2. Don’t stew on past mistakes or supposed wrongs.
Your ex will likely try to make you feel like everything is your fault. While it takes two to tango, it’s unhelpful to dwell on these feelings. Acknowledge past failings, forgive yourself and consider finding a professional therapist to help you develop healthy responses to these toxic lies.
3. Don’t compete with your ex-partner.
Manipulative parents often attempt to “win” the children’s affection with extravagant gifts, trips to Disneyland and other tangible incentives. They may relax the rules and strive to be seen as the “fun” parent. Resist the urge to respond in kind. Stick to your principles and parenting values. Someone needs to be the adult in this situation.
4. Set clear boundaries and stick to them.
Be upfront with what you will and won’t accommodate. If your ex-spouse asks for a change to your parenting plan again at the last minute, clearly state why you will stick to your original schedule (and stick to it!).
5. Document everything.
Successful cases for sole custody are built on documentation. Save every text message, email, voicemail, tweet, note, letter or Facebook post. Take screenshots of messages if you’re afraid they could disappear from social media. Record the times when you pick up and drop off your kids. Make notes on every interaction with your ex, like what was said, what happened, how things were left, etc.
6. Enlist an ally.
You may want to bring a close friend or relative with you whenever you pick up or drop off the children. This person not only provides moral support, but could serve as a valid witness if necessary.
7. Make a plan.
Developing strategies for dealing with these periodical battles will make all of the difference. You likely already know what your ex will likely bring up to try and manipulate you or the children. Practice your responses to these tactics alone or with a friend so they feel natural.
8. Lean on your support network.
No one should go into battle alone. Surround yourself with professionals who have experience dealing with parental alienation, like a good family therapist and lawyer.
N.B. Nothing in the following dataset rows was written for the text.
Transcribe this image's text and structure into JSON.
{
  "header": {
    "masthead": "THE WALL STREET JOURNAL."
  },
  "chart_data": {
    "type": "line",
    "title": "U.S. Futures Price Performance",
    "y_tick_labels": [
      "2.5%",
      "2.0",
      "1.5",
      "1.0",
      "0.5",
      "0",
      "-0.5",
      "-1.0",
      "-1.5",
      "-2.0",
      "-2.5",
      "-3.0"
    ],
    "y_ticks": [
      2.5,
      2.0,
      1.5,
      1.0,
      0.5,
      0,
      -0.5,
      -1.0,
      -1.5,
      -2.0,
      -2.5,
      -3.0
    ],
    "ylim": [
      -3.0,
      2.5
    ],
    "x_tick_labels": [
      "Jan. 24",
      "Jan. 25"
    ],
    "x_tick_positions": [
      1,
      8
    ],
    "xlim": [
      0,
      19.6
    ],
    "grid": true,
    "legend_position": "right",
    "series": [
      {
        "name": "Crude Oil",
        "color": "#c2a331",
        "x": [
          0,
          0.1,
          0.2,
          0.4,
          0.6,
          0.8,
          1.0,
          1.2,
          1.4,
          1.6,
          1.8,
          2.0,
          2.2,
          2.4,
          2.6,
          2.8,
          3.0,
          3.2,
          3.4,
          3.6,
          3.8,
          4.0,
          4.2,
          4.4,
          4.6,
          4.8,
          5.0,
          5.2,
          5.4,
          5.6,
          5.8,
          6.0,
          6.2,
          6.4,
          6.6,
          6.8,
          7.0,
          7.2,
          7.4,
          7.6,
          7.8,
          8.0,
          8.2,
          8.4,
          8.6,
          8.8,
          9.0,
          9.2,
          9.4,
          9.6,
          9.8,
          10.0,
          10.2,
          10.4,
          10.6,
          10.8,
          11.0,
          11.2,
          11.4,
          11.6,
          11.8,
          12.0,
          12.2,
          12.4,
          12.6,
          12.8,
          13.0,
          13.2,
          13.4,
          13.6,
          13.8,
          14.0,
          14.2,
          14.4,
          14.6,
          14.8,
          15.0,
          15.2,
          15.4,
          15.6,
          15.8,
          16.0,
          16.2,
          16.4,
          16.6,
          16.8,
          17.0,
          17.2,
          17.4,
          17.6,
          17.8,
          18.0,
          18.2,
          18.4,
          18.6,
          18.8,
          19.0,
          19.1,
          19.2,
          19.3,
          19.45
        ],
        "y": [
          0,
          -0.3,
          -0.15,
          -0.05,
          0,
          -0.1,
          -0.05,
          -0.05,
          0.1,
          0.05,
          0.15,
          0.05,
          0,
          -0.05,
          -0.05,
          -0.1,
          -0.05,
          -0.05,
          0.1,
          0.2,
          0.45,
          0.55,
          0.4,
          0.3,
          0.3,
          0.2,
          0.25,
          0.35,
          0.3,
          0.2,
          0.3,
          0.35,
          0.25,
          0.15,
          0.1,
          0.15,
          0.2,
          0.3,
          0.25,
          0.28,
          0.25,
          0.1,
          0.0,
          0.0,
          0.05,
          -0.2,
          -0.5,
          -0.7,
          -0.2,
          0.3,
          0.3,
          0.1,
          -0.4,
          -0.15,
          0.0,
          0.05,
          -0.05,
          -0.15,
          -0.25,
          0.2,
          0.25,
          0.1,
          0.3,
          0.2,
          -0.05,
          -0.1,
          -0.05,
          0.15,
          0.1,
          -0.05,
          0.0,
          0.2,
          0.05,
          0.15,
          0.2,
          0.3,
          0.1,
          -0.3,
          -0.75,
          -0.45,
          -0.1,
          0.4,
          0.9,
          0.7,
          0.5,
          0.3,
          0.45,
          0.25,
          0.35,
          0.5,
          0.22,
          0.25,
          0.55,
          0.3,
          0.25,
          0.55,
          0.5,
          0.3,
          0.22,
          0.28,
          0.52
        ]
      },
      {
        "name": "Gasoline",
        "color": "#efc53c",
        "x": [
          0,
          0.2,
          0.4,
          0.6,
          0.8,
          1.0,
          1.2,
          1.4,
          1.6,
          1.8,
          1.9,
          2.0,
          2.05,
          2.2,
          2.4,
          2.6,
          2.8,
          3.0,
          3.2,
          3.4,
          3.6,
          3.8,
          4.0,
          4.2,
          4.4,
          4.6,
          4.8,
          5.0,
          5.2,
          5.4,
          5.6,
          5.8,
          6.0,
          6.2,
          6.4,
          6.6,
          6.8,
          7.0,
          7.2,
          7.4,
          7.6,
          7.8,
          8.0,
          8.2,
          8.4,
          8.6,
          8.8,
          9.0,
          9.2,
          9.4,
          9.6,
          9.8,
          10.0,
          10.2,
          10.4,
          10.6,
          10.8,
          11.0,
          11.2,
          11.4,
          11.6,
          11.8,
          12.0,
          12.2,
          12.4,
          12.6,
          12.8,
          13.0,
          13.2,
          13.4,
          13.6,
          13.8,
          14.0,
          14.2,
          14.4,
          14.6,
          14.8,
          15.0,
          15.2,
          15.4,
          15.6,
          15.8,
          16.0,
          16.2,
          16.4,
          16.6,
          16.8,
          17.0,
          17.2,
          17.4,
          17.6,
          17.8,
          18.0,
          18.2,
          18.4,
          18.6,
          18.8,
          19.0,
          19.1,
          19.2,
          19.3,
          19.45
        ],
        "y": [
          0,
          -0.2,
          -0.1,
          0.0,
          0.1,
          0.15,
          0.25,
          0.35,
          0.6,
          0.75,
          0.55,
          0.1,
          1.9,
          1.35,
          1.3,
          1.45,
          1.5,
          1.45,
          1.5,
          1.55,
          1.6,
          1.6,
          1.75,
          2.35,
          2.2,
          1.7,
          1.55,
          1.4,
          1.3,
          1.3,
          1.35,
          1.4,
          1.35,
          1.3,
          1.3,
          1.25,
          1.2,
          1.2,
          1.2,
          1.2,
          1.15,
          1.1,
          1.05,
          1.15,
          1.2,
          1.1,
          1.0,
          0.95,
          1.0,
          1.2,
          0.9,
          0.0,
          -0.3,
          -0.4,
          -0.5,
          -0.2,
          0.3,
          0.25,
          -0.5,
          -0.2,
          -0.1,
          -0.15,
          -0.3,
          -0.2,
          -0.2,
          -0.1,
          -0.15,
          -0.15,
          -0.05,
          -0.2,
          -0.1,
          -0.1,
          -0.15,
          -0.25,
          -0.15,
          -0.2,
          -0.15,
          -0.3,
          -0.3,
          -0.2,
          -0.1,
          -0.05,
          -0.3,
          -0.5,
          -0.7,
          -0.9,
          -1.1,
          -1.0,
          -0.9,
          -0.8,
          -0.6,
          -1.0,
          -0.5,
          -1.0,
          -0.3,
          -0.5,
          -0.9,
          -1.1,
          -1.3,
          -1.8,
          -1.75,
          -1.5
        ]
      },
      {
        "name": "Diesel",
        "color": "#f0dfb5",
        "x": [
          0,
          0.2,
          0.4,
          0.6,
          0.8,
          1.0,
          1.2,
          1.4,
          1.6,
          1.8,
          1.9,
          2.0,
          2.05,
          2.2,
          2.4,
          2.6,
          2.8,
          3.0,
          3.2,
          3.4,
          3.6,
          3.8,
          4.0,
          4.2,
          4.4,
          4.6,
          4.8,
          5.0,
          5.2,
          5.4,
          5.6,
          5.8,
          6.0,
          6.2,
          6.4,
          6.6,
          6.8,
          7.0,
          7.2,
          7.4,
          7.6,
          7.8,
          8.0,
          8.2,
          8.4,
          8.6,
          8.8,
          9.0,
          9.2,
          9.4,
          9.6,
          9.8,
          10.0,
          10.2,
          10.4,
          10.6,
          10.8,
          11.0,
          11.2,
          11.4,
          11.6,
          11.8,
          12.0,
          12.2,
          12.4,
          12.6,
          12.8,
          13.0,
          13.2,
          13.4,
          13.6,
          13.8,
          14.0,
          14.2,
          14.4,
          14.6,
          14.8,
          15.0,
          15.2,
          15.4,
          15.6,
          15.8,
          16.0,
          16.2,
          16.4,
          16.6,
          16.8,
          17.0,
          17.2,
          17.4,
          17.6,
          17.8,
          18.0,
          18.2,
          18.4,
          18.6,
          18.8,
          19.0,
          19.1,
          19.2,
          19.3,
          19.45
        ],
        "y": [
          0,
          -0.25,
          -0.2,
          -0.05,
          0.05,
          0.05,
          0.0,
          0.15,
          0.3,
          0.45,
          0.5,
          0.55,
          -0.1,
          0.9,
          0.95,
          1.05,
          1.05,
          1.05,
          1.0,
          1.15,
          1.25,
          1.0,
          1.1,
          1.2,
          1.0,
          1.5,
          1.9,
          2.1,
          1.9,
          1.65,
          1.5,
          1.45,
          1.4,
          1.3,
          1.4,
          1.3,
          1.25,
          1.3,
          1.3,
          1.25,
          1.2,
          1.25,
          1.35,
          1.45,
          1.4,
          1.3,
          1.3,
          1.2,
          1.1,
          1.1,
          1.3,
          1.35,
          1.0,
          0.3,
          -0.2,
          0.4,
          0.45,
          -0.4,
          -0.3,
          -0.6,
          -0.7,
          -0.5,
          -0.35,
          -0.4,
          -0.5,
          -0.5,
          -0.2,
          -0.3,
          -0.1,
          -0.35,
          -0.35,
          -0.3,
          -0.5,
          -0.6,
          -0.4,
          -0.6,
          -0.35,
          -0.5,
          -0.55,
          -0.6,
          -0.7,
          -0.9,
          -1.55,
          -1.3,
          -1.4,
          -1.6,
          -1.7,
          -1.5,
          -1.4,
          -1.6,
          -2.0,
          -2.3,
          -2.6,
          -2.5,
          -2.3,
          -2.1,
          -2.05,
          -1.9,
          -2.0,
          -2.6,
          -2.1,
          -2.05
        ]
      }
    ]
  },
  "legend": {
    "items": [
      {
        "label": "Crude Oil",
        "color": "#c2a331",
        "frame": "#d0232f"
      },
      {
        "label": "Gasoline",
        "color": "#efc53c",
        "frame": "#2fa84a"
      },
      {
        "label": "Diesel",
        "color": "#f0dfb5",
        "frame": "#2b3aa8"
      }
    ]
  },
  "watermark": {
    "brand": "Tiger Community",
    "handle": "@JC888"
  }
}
It might help to join a parental alienation support group (yes, they exist!), either in your community or online.
9. Develop self-care routines.
Finally, along with everything else, practicing self-care will help you get through this ordeal. Limit your inner critic, practice forgiveness for minor mistakes, take a break once in awhile and don’t apologize for occasionally seeking “me” time. With time and support, you and your children could come through this situation stronger than ever.